Не знаю, был ли случай, чтобы я, оказавшись в Октябрьском зале Дома союзов или проходя мимо этого здания, не думал бы о том, как сюда привозили отца и других подсудимых, через какой подъезд вводили, по каким лестницам вели.

А стенографический отчет этого процесса?

Так трудно взять его в руки, хотя он всегда под рукой, так трудно читать любую страницу, что силы собираешь иногда целую неделю. Особенно трудно читать все, что касается отца.

Так и вижу, как нависает над моим склонившим стриженую голову отцом Генеральный прокурор СССР Вышинский.

— Нет, вы ответьте сначала на вопрос: удалось вам завоевать массы?

— Нет, не удалось.

— И не удастся.

— И слава тебе, господи, если не удастся.

— Как вы знаете по официальным материалам, за что убили Абид Саидова?

— За то, что он разоблачил «Милли Истиклял».

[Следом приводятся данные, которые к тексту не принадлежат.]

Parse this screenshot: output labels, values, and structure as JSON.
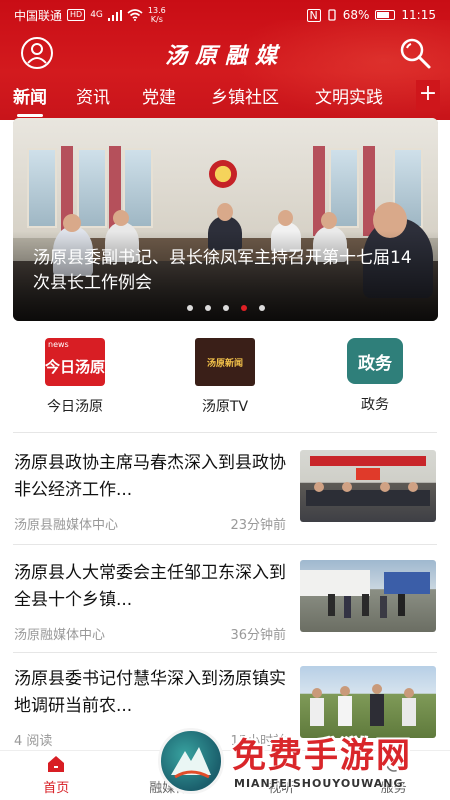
{
  "status_bar": {
    "carrier": "中国联通",
    "hd": "HD",
    "network": "4G",
    "speed_value": "13.6",
    "speed_unit": "K/s",
    "nfc": "N",
    "battery_percent": "68%",
    "time": "11:15"
  },
  "header": {
    "title": "汤原融媒"
  },
  "tabs": [
    {
      "label": "新闻",
      "active": true
    },
    {
      "label": "资讯",
      "active": false
    },
    {
      "label": "党建",
      "active": false
    },
    {
      "label": "乡镇社区",
      "active": false
    },
    {
      "label": "文明实践",
      "active": false
    }
  ],
  "tabs_more": "+",
  "banner": {
    "caption": "汤原县委副书记、县长徐凤军主持召开第十七届14次县长工作例会",
    "dots_total": 5,
    "active_dot": 4
  },
  "quick_entries": [
    {
      "label": "今日汤原",
      "logo_text": "今日汤原",
      "logo_small": "news",
      "icon": "jinri-tangyuan-logo"
    },
    {
      "label": "汤原TV",
      "logo_text": "汤原新闻",
      "icon": "tangyuan-tv-logo"
    },
    {
      "label": "政务",
      "logo_text": "政务",
      "icon": "zhengwu-logo"
    }
  ],
  "news": [
    {
      "title": "汤原县政协主席马春杰深入到县政协非公经济工作...",
      "source": "汤原县融媒体中心",
      "time": "23分钟前"
    },
    {
      "title": "汤原县人大常委会主任邹卫东深入到全县十个乡镇...",
      "source": "汤原融媒体中心",
      "time": "36分钟前"
    },
    {
      "title": "汤原县委书记付慧华深入到汤原镇实地调研当前农...",
      "source": "4 阅读",
      "time": "15小时前"
    }
  ],
  "bottom_nav": [
    {
      "label": "首页",
      "active": true,
      "icon": "home-icon"
    },
    {
      "label": "融媒体",
      "active": false,
      "icon": "media-icon"
    },
    {
      "label": "视听",
      "active": false,
      "icon": "video-icon"
    },
    {
      "label": "服务",
      "active": false,
      "icon": "service-icon"
    }
  ],
  "watermark": {
    "text": "免费手游网",
    "sub": "MIANFEISHOUYOUWANG"
  },
  "colors": {
    "brand_red": "#d31a1e",
    "active_dot": "#e02025",
    "meta_gray": "#999999"
  }
}
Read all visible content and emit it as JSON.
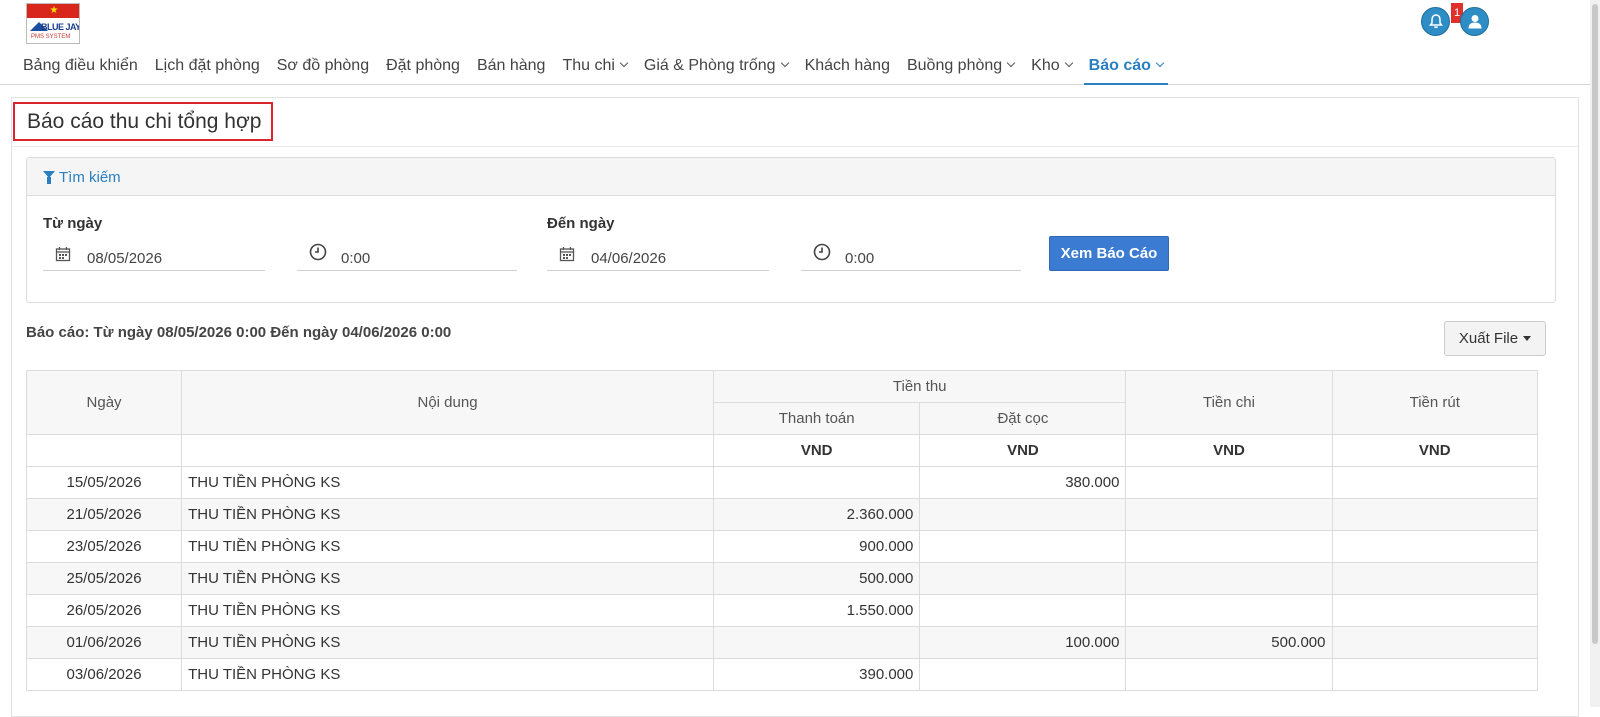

— То есть вашу контрреволюционную организацию?

— Да.

— Значит, поступил как честный гражданин.

— Возможно.

— Как это «возможно»? Я думаю, что он поступил как честный человек, разоблачил контрреволюционную организацию. Ведь он погиб за это?

— Да.

— Как же вы позволяете себе говорить о том, что он нечестный человек?

— Он был одним из организаторов басмачества.

Зачем я перечитываю и переписываю этот ужасный диалог?

А затем, вероятно, чтобы понять не только то, что послужило самой возможности этого немыслимо циничного и жестокого текста, но и для того, чтобы понять общество, которое могло верить в подобные тексты в тридцатые годы, которое и в пятидесятые и в шестидесятые, когда была возможность во всем этом разобраться до конца, не сумело и не захотело этого сделать и которое сейчас не хочет никак оградить себя и своих детей от новых ужасов.

Почему так?

Все больше убеждаюсь, что наше общество издавна было равнодушно к истине как таковой. К истине исторической, литературной, нравственной…

Издавна?

Да. Очень давно уже повелось все факты нашей жизни считать лишь аргументами в спорах, а не явлениями, из которых нужно делать выводы.

Пожалуй, больше всего это сказалось в литературоведении, но сейчас мне не до него.